Engineering and technology
- Modelling not elsewhere classified
- Electrical machines and transformers
- Power electronics not elsewhere classified
- Analogue and digital signal processing
Validation of the electromechanical performance (such as voltage & current profiles, torque and speed profiles, efficiency) and reliability (estimated lifetime) of motion systems is often time-consuming and costly. Assuming a motion product has been validated, additional validation tests need to be put in place in the three following scenarios: a) the same product is going to be used for another mission profile, i.e. within another environment and/or with a different load cycle, b) a single component is replaced by one from another supplier or by a new generation component, or c) a new family member is created: a motion product with partially changed functionality and/or with a rescaled power rating or dimensions.
The objective of DT4V is to develop a framework to minimize the validation cost and time of motion products in the above three scenarios either by doing a full virtual validation or potentially supported by a limited set of dedicated HIL measurements (with specific components as device-under-(specific)test)).
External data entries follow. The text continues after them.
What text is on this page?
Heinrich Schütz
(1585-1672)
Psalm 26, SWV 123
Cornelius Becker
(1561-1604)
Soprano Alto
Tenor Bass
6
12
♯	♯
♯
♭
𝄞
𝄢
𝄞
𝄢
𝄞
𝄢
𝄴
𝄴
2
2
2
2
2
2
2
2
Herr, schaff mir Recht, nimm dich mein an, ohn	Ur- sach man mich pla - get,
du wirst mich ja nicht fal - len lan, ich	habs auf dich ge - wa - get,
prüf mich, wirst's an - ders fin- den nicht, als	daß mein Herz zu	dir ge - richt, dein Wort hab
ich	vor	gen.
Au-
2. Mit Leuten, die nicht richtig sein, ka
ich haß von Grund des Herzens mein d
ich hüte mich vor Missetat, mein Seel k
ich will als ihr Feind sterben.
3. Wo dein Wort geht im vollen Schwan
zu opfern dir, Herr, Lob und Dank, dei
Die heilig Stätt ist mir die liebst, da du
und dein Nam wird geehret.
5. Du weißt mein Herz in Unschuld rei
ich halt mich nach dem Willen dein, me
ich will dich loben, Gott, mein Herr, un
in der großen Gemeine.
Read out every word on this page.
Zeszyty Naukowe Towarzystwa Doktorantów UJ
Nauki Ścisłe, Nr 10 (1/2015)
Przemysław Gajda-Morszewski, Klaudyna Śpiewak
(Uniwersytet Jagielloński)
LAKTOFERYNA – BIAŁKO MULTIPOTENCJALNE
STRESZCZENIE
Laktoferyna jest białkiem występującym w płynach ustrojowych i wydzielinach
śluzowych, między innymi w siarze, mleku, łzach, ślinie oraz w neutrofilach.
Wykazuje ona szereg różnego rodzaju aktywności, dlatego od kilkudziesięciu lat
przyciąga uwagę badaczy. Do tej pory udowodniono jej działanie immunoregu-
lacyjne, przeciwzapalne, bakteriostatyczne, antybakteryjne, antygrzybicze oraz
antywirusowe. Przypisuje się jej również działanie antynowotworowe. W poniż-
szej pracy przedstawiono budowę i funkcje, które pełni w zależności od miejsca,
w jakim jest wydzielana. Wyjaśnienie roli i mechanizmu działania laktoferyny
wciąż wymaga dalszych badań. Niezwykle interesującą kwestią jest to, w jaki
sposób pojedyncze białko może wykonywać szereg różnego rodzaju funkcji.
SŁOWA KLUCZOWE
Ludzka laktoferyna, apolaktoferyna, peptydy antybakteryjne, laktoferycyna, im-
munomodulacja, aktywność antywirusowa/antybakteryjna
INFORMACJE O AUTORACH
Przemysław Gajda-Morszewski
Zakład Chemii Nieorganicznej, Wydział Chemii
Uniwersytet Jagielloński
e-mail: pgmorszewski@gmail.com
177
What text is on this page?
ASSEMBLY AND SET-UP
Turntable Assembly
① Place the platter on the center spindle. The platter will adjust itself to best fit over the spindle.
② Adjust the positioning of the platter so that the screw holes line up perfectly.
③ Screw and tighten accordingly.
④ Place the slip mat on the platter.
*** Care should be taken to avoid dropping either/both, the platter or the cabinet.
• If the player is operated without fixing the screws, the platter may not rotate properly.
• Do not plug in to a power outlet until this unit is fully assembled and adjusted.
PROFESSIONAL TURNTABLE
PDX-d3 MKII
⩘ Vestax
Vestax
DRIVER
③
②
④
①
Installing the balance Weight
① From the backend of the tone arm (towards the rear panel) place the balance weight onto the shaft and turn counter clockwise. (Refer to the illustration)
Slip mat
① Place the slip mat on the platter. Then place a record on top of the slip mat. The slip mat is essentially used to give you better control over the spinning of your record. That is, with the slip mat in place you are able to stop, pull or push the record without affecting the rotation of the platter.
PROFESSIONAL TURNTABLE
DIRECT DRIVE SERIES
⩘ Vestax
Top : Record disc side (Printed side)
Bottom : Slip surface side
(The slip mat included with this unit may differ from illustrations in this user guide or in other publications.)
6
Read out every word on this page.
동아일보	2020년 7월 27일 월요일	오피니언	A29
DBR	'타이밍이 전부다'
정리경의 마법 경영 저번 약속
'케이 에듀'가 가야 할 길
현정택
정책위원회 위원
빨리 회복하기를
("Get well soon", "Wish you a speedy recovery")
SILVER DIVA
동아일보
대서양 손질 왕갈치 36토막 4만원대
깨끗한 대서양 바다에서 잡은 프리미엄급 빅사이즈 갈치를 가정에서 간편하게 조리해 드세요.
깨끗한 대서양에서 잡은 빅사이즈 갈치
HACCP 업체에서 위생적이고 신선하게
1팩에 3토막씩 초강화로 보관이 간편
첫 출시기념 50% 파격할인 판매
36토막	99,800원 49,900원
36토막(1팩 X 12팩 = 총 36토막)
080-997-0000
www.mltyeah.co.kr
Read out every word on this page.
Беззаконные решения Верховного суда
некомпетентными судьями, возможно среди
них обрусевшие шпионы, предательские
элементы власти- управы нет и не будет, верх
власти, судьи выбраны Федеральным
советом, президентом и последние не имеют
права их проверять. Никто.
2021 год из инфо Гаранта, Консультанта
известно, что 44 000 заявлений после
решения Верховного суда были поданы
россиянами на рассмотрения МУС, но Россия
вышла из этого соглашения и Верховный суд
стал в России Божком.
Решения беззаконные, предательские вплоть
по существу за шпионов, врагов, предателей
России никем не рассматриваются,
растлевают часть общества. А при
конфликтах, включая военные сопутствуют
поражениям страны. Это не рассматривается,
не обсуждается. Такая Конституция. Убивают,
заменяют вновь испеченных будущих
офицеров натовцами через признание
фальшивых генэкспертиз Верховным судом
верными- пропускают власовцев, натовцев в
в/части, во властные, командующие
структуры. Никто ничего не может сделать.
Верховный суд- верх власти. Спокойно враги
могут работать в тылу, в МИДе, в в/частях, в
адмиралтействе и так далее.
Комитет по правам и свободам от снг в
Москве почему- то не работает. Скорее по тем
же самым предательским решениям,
The considered motion product is a generic drive train consisting of power electronics, an electric motor and a gearbox, both with their bearings.
Within the DT4V concept of operation, the cost reduction will come from leveraging the digital twin of previously validated motion products in the field, capturing additional Real Operational Conditions (ROC) data and physical insights. As such, knowledge is available and leveraged on with respect to how motion products are being used. The DT4V approach includes exploring the concept of digital siblings for virtual validation. Herein, also unmodelled behaviour and low (e.g. thermal) and high (e.g. peak loading) component interactions impacting the performance are taken into account.
Regarding the lifetime, DT4V will apply the physics-of-failure concept. Herein, the validation will take into account specific intra-component quantities – e.g. local temperatures or material loading – that are known to impact lifetime, and then using these quantities in a forward calculation of the expected lifetime based on literature models.
Within the DT4V approach a trust level assessment method is developed, and if needed, suggestions are done to carry out a limited set of additional HIL measurements to improve the trustworthiness of the virtual validation.
For the project, a fleet of drive trains in the lab will generate the “operational data”: six reference drive trains and two scaled versions; and three additional component testing setups for component testing will be developed for more detailed component model generation. Next to this, the methodology will be developed and validated on industrially relevant cases incl. Flanders Make’s co-creation infrastructure (Evoque) and several Small Validation Cases.